“Say,” said Arbogast Smith. “What’s this all about, anyway?”
“We don’t want to know,” Mo said quickly. “It’s something that happened somewhere else, maybe a long time ago. We got nothing to do with it.”
“Now you’re being smart,” the stocky one said, and took from his coat pocket a Smith & Wesson Police Special.38 caliber revolver. “Real smart,” he said.
The bald-headed one, taking from his pocket a nine-millimeter Luger, said, “You will both enter the closet. You will entertain one another with conundrums for seventeen minutes, a number I assure you has no particular significance, and then you may, if you wish, contact the authorities.”

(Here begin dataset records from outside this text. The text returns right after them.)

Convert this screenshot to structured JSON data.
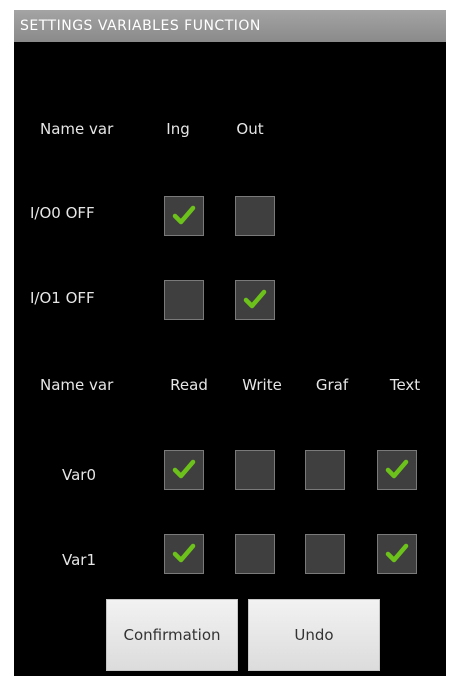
{
  "app": {
    "title": "SETTINGS VARIABLES FUNCTION"
  },
  "io_section": {
    "headers": {
      "name": "Name var",
      "ing": "Ing",
      "out": "Out"
    },
    "rows": [
      {
        "label": "I/O0 OFF",
        "ing": true,
        "out": false
      },
      {
        "label": "I/O1 OFF",
        "ing": false,
        "out": true
      }
    ]
  },
  "var_section": {
    "headers": {
      "name": "Name var",
      "read": "Read",
      "write": "Write",
      "graf": "Graf",
      "text": "Text"
    },
    "rows": [
      {
        "label": "Var0",
        "read": true,
        "write": false,
        "graf": false,
        "text": true
      },
      {
        "label": "Var1",
        "read": true,
        "write": false,
        "graf": false,
        "text": true
      }
    ]
  },
  "buttons": {
    "confirm": "Confirmation",
    "undo": "Undo"
  },
  "colors": {
    "check": "#6cc21a",
    "checkbox_bg": "#3f3f3f",
    "titlebar": "#9a9a9a"
  }
}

Arbogast Smith and Mo Mowgli entered the closet. The stocky one shut the door. “Now what?” he said.
The bald-headed one bent over and peered at the shoes to be seen under the doors of stalls 1, 2, and 8. He pointed the Luger at Stall 8, saying, “Patent leather. That will be our man, I wager.”
The three walked down to Stall Number 8. The stocky one pushed open the door. “You’re right. There he is.”
Within, Fingers Fogelheimer stood cowering against the back wall. “Don’t!” he cried, clutching the attaché case containing his manuscript to his chest. “I tried to explain to the mob, I tried—”
“We are not from the mob, as you phrase it,” the bald-headed one said coldly.
Fingers Fogelheimer blinked. “You’re not?”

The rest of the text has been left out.